Musikalisch stemmt das Theater Bielefeld ausschließlich mit eigenen Kräften – und die brauchen sich keinesfalls verstecken. Allen voran meistert Sarah Kuffner die Titelpartie mit Bravour, überzeugt mit engagiert-intensivem Spiel und energisch daherkommendem, satten Mezzo. Sie verfügt über eine fesselnde Bühnenpräsenz und stemmt die Mörderpartie scheinbar ohne merkliche Anstrengung. Ein Genuss! Ihr zur Seite steht Katja Starke als oberflächlich-gierig gezeichnete Amme, die stimmlich schon fast ins Altfach gleitet, so profund und gewaltig ist ihr stimmliches Volumen. Moons Soo Park als Blaubart hinterlässt weit weniger Eindruck als Yoshiki Kimura, der mich bei seinem kurzen Auftritt als alter Bauer im letzten Bild vollends überzeug und auch Dorine Mortelmans, Melanie Kreuter und Hasti Molavian lassen bei der Gestaltung von Blaubarts Frauen keine Wünsche offen.
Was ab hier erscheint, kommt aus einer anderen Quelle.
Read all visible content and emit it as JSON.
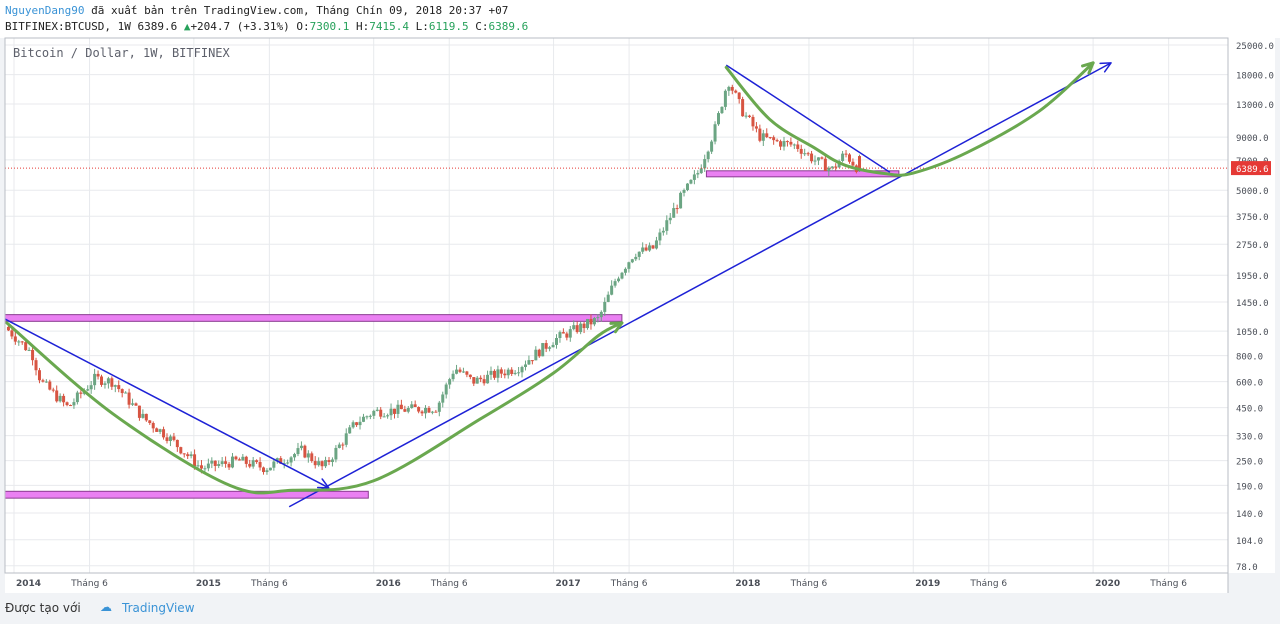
{
  "header": {
    "author": "NguyenDang90",
    "publish_text": " đã xuất bản trên TradingView.com, Tháng Chín 09, 2018 20:37 +07",
    "symbol": "BITFINEX:BTCUSD, 1W 6389.6",
    "change_arrow": "▲",
    "change": "+204.7 (+3.31%)",
    "ohlc_o_label": "O:",
    "ohlc_o": "7300.1",
    "ohlc_h_label": "H:",
    "ohlc_h": "7415.4",
    "ohlc_l_label": "L:",
    "ohlc_l": "6119.5",
    "ohlc_c_label": "C:",
    "ohlc_c": "6389.6"
  },
  "footer": {
    "made_with": "Được tạo với",
    "brand": "TradingView"
  },
  "colors": {
    "up": "#6ba583",
    "down": "#d75442",
    "trendline": "#1e22d6",
    "curve": "#6aa84f",
    "zone": "#ea80f2",
    "price_line": "#e53935",
    "price_badge": "#e53935"
  },
  "chart_data": {
    "type": "candlestick",
    "title": "Bitcoin / Dollar, 1W, BITFINEX",
    "scale": "log",
    "ylim": [
      72,
      27000
    ],
    "xlim": [
      2013.95,
      2020.75
    ],
    "y_ticks": [
      "25000.0",
      "18000.0",
      "13000.0",
      "9000.0",
      "7000.0",
      "5000.0",
      "3750.0",
      "2750.0",
      "1950.0",
      "1450.0",
      "1050.0",
      "800.0",
      "600.0",
      "450.0",
      "330.0",
      "250.0",
      "190.0",
      "140.0",
      "104.0",
      "78.0"
    ],
    "x_ticks": [
      {
        "label": "2014",
        "t": 2014.0,
        "bold": true
      },
      {
        "label": "Tháng 6",
        "t": 2014.42,
        "bold": false
      },
      {
        "label": "2015",
        "t": 2015.0,
        "bold": true
      },
      {
        "label": "Tháng 6",
        "t": 2015.42,
        "bold": false
      },
      {
        "label": "2016",
        "t": 2016.0,
        "bold": true
      },
      {
        "label": "Tháng 6",
        "t": 2016.42,
        "bold": false
      },
      {
        "label": "2017",
        "t": 2017.0,
        "bold": true
      },
      {
        "label": "Tháng 6",
        "t": 2017.42,
        "bold": false
      },
      {
        "label": "2018",
        "t": 2018.0,
        "bold": true
      },
      {
        "label": "Tháng 6",
        "t": 2018.42,
        "bold": false
      },
      {
        "label": "2019",
        "t": 2019.0,
        "bold": true
      },
      {
        "label": "Tháng 6",
        "t": 2019.42,
        "bold": false
      },
      {
        "label": "2020",
        "t": 2020.0,
        "bold": true
      },
      {
        "label": "Tháng 6",
        "t": 2020.42,
        "bold": false
      }
    ],
    "last_price": "6389.6",
    "price_anchors": [
      [
        2013.95,
        1100
      ],
      [
        2014.1,
        820
      ],
      [
        2014.15,
        600
      ],
      [
        2014.3,
        450
      ],
      [
        2014.45,
        620
      ],
      [
        2014.55,
        600
      ],
      [
        2014.72,
        400
      ],
      [
        2014.85,
        330
      ],
      [
        2015.04,
        230
      ],
      [
        2015.25,
        250
      ],
      [
        2015.4,
        230
      ],
      [
        2015.6,
        280
      ],
      [
        2015.72,
        230
      ],
      [
        2015.9,
        380
      ],
      [
        2016.0,
        430
      ],
      [
        2016.35,
        450
      ],
      [
        2016.45,
        700
      ],
      [
        2016.55,
        600
      ],
      [
        2016.8,
        700
      ],
      [
        2017.0,
        950
      ],
      [
        2017.15,
        1100
      ],
      [
        2017.25,
        1200
      ],
      [
        2017.35,
        1900
      ],
      [
        2017.45,
        2500
      ],
      [
        2017.55,
        2600
      ],
      [
        2017.7,
        4500
      ],
      [
        2017.8,
        6000
      ],
      [
        2017.9,
        10000
      ],
      [
        2017.97,
        17000
      ],
      [
        2018.05,
        12000
      ],
      [
        2018.15,
        9000
      ],
      [
        2018.25,
        8500
      ],
      [
        2018.35,
        8200
      ],
      [
        2018.45,
        7000
      ],
      [
        2018.55,
        6300
      ],
      [
        2018.62,
        7500
      ],
      [
        2018.69,
        6389.6
      ]
    ],
    "annotations": {
      "zones": [
        {
          "t0": 2013.95,
          "t1": 2017.38,
          "p0": 1170,
          "p1": 1260
        },
        {
          "t0": 2013.95,
          "t1": 2015.97,
          "p0": 165,
          "p1": 178
        },
        {
          "t0": 2017.85,
          "t1": 2018.92,
          "p0": 5800,
          "p1": 6200
        }
      ],
      "trendlines": [
        {
          "t0": 2013.95,
          "p0": 1200,
          "t1": 2015.75,
          "p1": 185,
          "arrow": true
        },
        {
          "t0": 2015.53,
          "p0": 150,
          "t1": 2020.1,
          "p1": 20500,
          "arrow": true
        },
        {
          "t0": 2017.96,
          "p0": 20000,
          "t1": 2018.87,
          "p1": 6100,
          "arrow": false
        }
      ],
      "curves": [
        {
          "points": [
            [
              2013.96,
              1150
            ],
            [
              2014.55,
              420
            ],
            [
              2015.2,
              190
            ],
            [
              2015.55,
              180
            ],
            [
              2016.0,
              200
            ],
            [
              2016.6,
              400
            ],
            [
              2017.0,
              660
            ],
            [
              2017.25,
              1000
            ],
            [
              2017.38,
              1150
            ]
          ],
          "arrow": true
        },
        {
          "points": [
            [
              2017.96,
              19500
            ],
            [
              2018.2,
              11000
            ],
            [
              2018.45,
              8000
            ],
            [
              2018.62,
              6600
            ],
            [
              2018.85,
              6000
            ],
            [
              2019.0,
              6050
            ],
            [
              2019.3,
              7600
            ],
            [
              2019.7,
              12000
            ],
            [
              2020.0,
              20500
            ]
          ],
          "arrow": true
        }
      ]
    }
  }
}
Da ist Nohad Becker prima inter pares, der mit hinreißendem Farbenreichtum eine differenzierte Zeichnung von Sélysette gelingt.

Farbenreichtum zeichnet auch das genaue und reich facettierte Dirigat von GMD Alexander Kaladzic aus, der die Bielefelder Philharmoniker zu Höchstleistungen anspornt und sich Paul Dukas‘ Partitur mit größter Akkuratesse annimmt. Da wechseln sich impressionistisches Flirren und nahezu sphärisch Klingendes mit wuchtig-imposanten Passagen, dass das zuhören pure Wonne ist und sich mir mehr als einmal vor lauter wohligem Schauer die Nackenhaare hochstellen. Das Publikum ist gleichermaßen entzückt und bejubelt alle Mitwirkenden mit langanhaltendem Applaus und auch ich kann Ihnen einen Besuch dieser Rarität trotz nicht auf ganzer Linie überzeugender Regiearbeit wärmstens ans Herz legen.

Ihr Jochen Rüth 22.03.2019

Die Fotos stammen von Bettina Stöß

OPERNFREUND CD TIPP

Eine wirklich grandiose Aufnahme. Unbedingte Redaktionsempfehlung! Witzig: bei der alten Venyl Platten Gesamtaufnahme (3 Langspielplatten) ist eine Seite leer – also unbespielt. P.B.

Post Scriptum

Von der DVD aus Barcelona können wir nur dringend abraten, obwohl sie musikalisch gut ist, denn die Inszenierung ist völlig verblödet. Alles spielt in der Irrenalstalt – ich empfand es als rausgeworfenes Geld. Einzig wg. der gelungenen 5-Kanal-Tonqualität bei abgeschaltetem Bild genießbar. P.B.